Доктор сухо рассмеялся, рассеянно поглаживая гладкую плоть Кендаллова мозга, и добавил:
– Я имею в виду, он ест сам себя, пока не умрет. Когда все остальные мертвы или бежали, он принимается терзать свое собственное тело и поедать свою плоть, пока не истечет кровью или не подхватит инфекцию. Ты ведь видел содержимое желудка мистера Кендалла; не думаю, чтобы он проглотил свой язык случайно.
Он приказал мне наполнить формальдегидом большую банку для препаратов, куда затем с осторожностью опустил мозг. Когда я вдвигал банку на полку, я обратил внимание на соседний сосуд, которого прежде не видел. Мне немного потребовалось времени, чтобы узнать плавающий в янтарной жидкости предмет.
– Это…
– Да, – ответил он.
– Вы сохранили его?
– Ну, мне не хотелось вот так вот запросто выбросить его вместе с помоями.
– Но зачем… что вы собираетесь с ним делать?
– Да вот, подумывал выдрать страницу из книжки миссис Шелли и собрать себе другого мальчишку, который не мучил бы меня вопросами, воздерживался бы от получения серьезных телесных повреждений в самое неподходящее время и не считал бы делом всей своей жизни судить каждое мое решение, словно сам Господь Бог назначил его моей совестью, – он улыбнулся коротко и невесело. – Это важное вещественное доказательство.

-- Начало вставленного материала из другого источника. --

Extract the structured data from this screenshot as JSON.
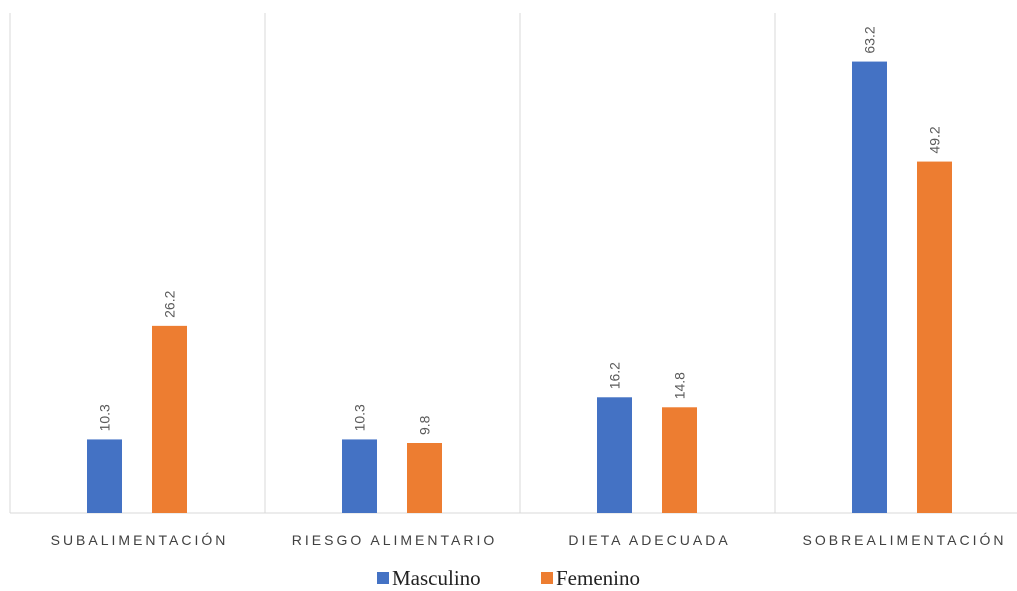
{
  "chart_data": {
    "type": "bar",
    "categories": [
      "SUBALIMENTACIÓN",
      "RIESGO ALIMENTARIO",
      "DIETA ADECUADA",
      "SOBREALIMENTACIÓN"
    ],
    "series": [
      {
        "name": "Masculino",
        "color": "#4472c4",
        "values": [
          10.3,
          10.3,
          16.2,
          63.2
        ]
      },
      {
        "name": "Femenino",
        "color": "#ed7d31",
        "values": [
          26.2,
          9.8,
          14.8,
          49.2
        ]
      }
    ],
    "ylim": [
      0,
      70
    ],
    "legend": "bottom"
  }
}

Прости. Я думал, это само собой разумеется. Когда у меня будет время – которого сейчас у меня, вне всякого сомнения, нет, – я проведу тщательный анализ, чтобы определить, был ли ты в самом деле заражен.
Я надолго уставился на свой палец, плавающий в растворе. Очень странно видеть собственную часть оторванной от тебя.
– Если не был, я не хочу этого знать, – сказал я.
Уортроп хотел было что-то ответить, но оборвал себя. Он коротко кивнул:
– Понимаю.
Затем монстролог вскрыл торс мистера Кендалла, чтобы удалить основные органы. Он обнаружил многочисленные мешковидные наросты – «сальниковые кистозные поражения», как он их назвал, – на внутренней поверхности желудка. Он осторожно нажал на один из них кончиком скальпеля, и мешок вскрылся с едва слышным лопающимся звуком, выплеснув прозрачную, густую жидкость, по консистенции похожую на слизь.
После того, как органы были законсервированы и снабжены ярлыками, настало время, по выражению Уортропа, «итогового решения вопроса».
– Пилу для костей, будь добр, Уилл Генри. Нет, вон ту, большую.
Он начал с отпиливания вылущенной головы мистера Кендалла.
– Земля слишком твердая, чтобы мы могли его похоронить, – сказал монстролог, перепиливая шею. – И я не могу позволить себе ждать до весны, когда она оттает. Нам придется его сжечь, Уилл Генри.
– А что, если кто-то приедет его искать?
– Кто? Он бежал в крайнем ужасе и, скорее всего, никому не сказался. Но предположим, что все же он уведомил кого-то о своем отъезде. Что им известно? Они знают, что он должен был приехать; но у него не было ни средств, ни возможности сообщить им, что случилось по его прибытии. Если власти начнут задавать вопросы, я всегда могу сказать, что знать не знаю этого человека, и что, если он имел целью встретиться со мной, этого ему не удалось.
Он бесцеремонно бросил отрубленную голову в пустой умывальный таз у секционного стола, тот самый, в который он погружал мои окровавленные руки. Голова приземлилась с жутким лязгом и перекатилась на сторону: правый глаз был открыт (левый монстролог удалил, чтобы изучить) и, казалось, пялится прямо на меня.